Tintarn wrote: Let $ABC$ be a triangle with incenter $I$. Let $M_b$ and $M_a$ be the midpoints of $AC$ and $BC$, respectively. Let $B'$ be the point of intersection of lines $M_bI$ and $BC$, and let $A'$ be the point of intersection of lines $M_aI$ and $AC$. If triangles $ABC$ and $A'B'C$ have the same area, what are the possible values of $\angle ACB$? Using barycentric coordinates we get that the area condition is equivalent to $a^2-ab+b^2=c^2$. Using the law of cosines this is eqiuvalent to $\cos\gamma=\frac{1}{2}$ and $\gamma=60^\circ$.

We use barycentric coordinates: $A = (1:0:0), \ B = (0:1:0), \ M_a = (0:1:1), \ M_b = (1:0:1)$. Let $CA' = t$, then $A'A = b-t$, therefore $A' = (t:0:b-t)$. Now, $I = (a:b:c)$ is the incentreand we have that $M_a, I, A'$ are collinear, therefore,$$ \begin{vmatrix} a & b &c\\ 0 & 1 & 1\\ t & 0 & b-t \end{vmatrix} = 0.$$Thus, $t(b-c) + (b-t)(a) = 0$. So, we get that $CA' = \frac{ab}{a+c-b}$. Similarly, $CB' = \frac{ab}{a+b-c}$. Now, $\frac 12 ab \sin C = [ABC] = [AB'C'] = \frac 12 CA' \cdot CB' \sin C$, therefore, $ab = (a+c-b)(a+b-c)$. This simplifies to $a^2-ab+b^2 = c^2$, which as noted above implies that $\cos C = \frac 12$ by the cosine rule, and therefore $\angle ACB = C = 60^{\circ}$.

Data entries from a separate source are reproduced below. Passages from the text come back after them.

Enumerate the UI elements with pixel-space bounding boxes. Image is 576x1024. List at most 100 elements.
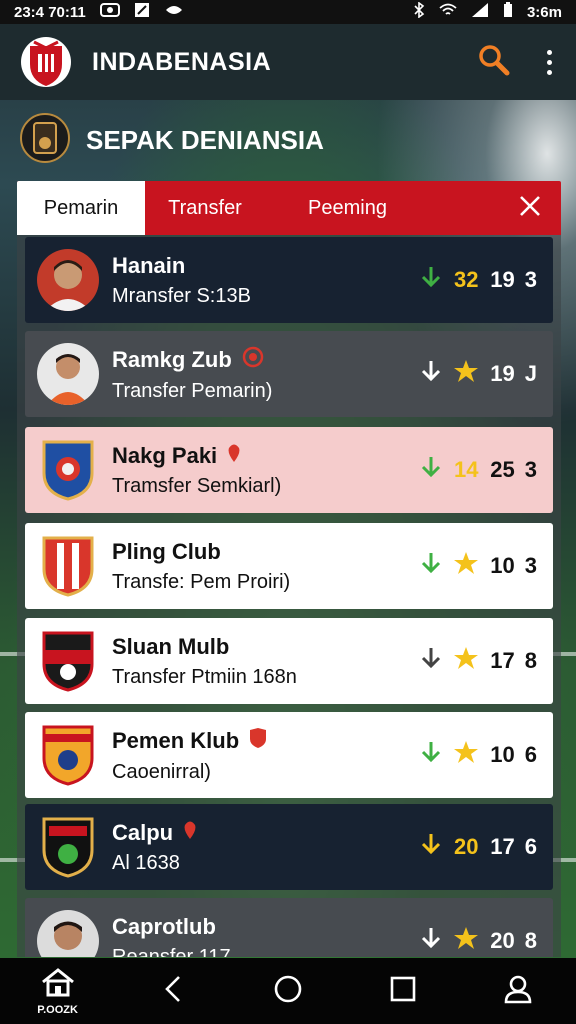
location-pin-icon	[227, 443, 241, 469]
app-title: INDABENASIA	[92, 47, 272, 76]
tab-transfer[interactable]: Transfer	[145, 181, 265, 235]
item-subtitle: Tramsfer Semkiarl)	[112, 474, 282, 497]
item-subtitle: Transfe: Pem Proiri)	[112, 570, 291, 593]
stat-value: 10	[490, 553, 515, 578]
item-name: Caprotlub	[112, 913, 216, 939]
tab-peeming[interactable]: Peeming	[265, 181, 430, 235]
arrow-down-icon	[420, 455, 442, 485]
list-item[interactable]: Nakg Paki Tramsfer Semkiarl) 14 25 3	[25, 427, 553, 513]
stat-value: J	[524, 361, 537, 386]
close-button[interactable]	[499, 181, 561, 235]
arrow-down-icon	[420, 832, 442, 862]
status-bar: 23:4 70:11 3:6m	[0, 0, 576, 24]
home-label: P.OOZK	[37, 1003, 78, 1016]
recents-button[interactable]	[368, 958, 438, 1024]
item-name: Pling Club	[112, 538, 221, 564]
back-button[interactable]	[138, 958, 208, 1024]
stat-value: 20	[454, 834, 479, 859]
club-marker-icon	[242, 346, 264, 374]
stat-value: 19	[490, 267, 515, 292]
item-name: Ramkg Zub	[112, 346, 232, 372]
item-subtitle: Transfer Ptmiin 168n	[112, 665, 297, 688]
section-header: SEPAK DENIANSIA	[20, 108, 324, 172]
item-name: Calpu	[112, 819, 174, 845]
stat-value: 20	[490, 928, 515, 953]
star-icon	[452, 646, 480, 676]
stat-value: 3	[524, 267, 537, 292]
bottom-nav: P.OOZK	[0, 958, 576, 1024]
status-clock: 3:6m	[526, 3, 562, 21]
star-icon	[452, 740, 480, 770]
item-subtitle: Transfer Pemarin)	[112, 379, 273, 402]
circle-icon	[273, 974, 303, 1009]
item-subtitle: Mransfer S:13B	[112, 284, 251, 307]
arrow-down-icon	[420, 740, 442, 770]
item-subtitle: Reansfer 117	[112, 945, 231, 958]
battery-icon	[503, 2, 513, 22]
notification-icon	[134, 2, 150, 22]
arrow-down-icon	[420, 359, 442, 389]
tab-bar: Pemarin Transfer Peeming	[17, 181, 561, 235]
arrow-down-icon	[420, 926, 442, 956]
player-avatar	[37, 249, 99, 311]
list-item[interactable]: Ramkg Zub Transfer Pemarin) 19 J	[25, 331, 553, 417]
list-item[interactable]: Sluan Mulb Transfer Ptmiin 168n 17 8	[25, 618, 553, 704]
club-crest	[37, 533, 99, 599]
home-icon	[40, 967, 76, 1002]
stat-value: 6	[524, 834, 537, 859]
close-icon	[519, 195, 541, 222]
list-item[interactable]: Calpu Al 1638 20 17 6	[25, 804, 553, 890]
profile-button[interactable]	[483, 958, 553, 1024]
item-name: Hanain	[112, 252, 186, 278]
stat-value: 8	[524, 648, 537, 673]
stat-value: 3	[524, 553, 537, 578]
league-badge	[20, 111, 70, 170]
star-icon	[452, 359, 480, 389]
back-icon	[161, 974, 185, 1009]
app-logo	[20, 35, 72, 89]
notification-icon	[99, 2, 120, 22]
wifi-icon	[439, 2, 457, 22]
stat-value: 8	[524, 928, 537, 953]
club-crest	[37, 437, 99, 503]
dot	[546, 59, 552, 65]
dot	[546, 49, 552, 55]
more-options-button[interactable]	[542, 49, 556, 75]
star-icon	[452, 926, 480, 956]
list-item[interactable]: Hanain Mransfer S:13B 32 19 3	[25, 237, 553, 323]
bluetooth-icon	[413, 1, 425, 22]
stat-value: 25	[490, 457, 515, 482]
club-crest	[37, 722, 99, 788]
search-button[interactable]	[474, 42, 514, 82]
stat-value: 17	[490, 834, 515, 859]
stat-value: 19	[490, 361, 515, 386]
location-pin-icon	[183, 820, 197, 846]
arrow-down-icon	[420, 265, 442, 295]
list-item[interactable]: Caprotlub Reansfer 117 20 8	[25, 898, 553, 957]
square-icon	[389, 975, 417, 1008]
home-button[interactable]: P.OOZK	[23, 958, 93, 1024]
home-circle-button[interactable]	[253, 958, 323, 1024]
player-avatar	[37, 910, 99, 957]
status-time: 23:4 70:11	[14, 3, 86, 21]
list-item[interactable]: Pling Club Transfe: Pem Proiri) 10 3	[25, 523, 553, 609]
dot	[546, 69, 552, 75]
arrow-down-icon	[420, 551, 442, 581]
signal-icon	[471, 2, 489, 22]
stat-value: 3	[524, 457, 537, 482]
stat-value: 10	[490, 742, 515, 767]
stat-value: 32	[454, 267, 479, 292]
list-item[interactable]: Pemen Klub Caoenirral) 10 6	[25, 712, 553, 798]
item-subtitle: Caoenirral)	[112, 760, 211, 783]
player-avatar	[37, 343, 99, 405]
section-title: SEPAK DENIANSIA	[86, 124, 324, 155]
tab-pemarin[interactable]: Pemarin	[17, 181, 145, 235]
stat-value: 17	[490, 648, 515, 673]
item-name: Nakg Paki	[112, 442, 218, 468]
club-crest	[37, 628, 99, 694]
app-bar: INDABENASIA	[0, 24, 576, 100]
club-crest	[37, 814, 99, 880]
item-name: Sluan Mulb	[112, 633, 230, 659]
item-subtitle: Al 1638	[112, 851, 180, 874]
star-icon	[452, 551, 480, 581]
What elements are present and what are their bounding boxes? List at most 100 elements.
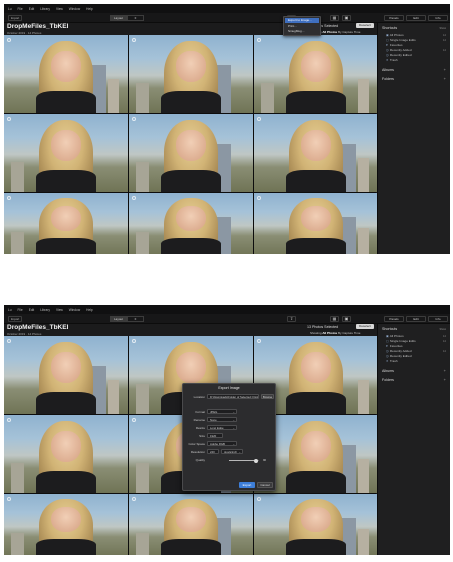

I love this problem. Wondered whether there is a 4-piece dissection of the triangles ABC, A'B'C (see Greg N. Frederickson, "Dissections: Plane & Fancy", Cambridge University Press, 1997)? I only found a 5-piece dissection (not yet allowed to post the respective image, unfortunately).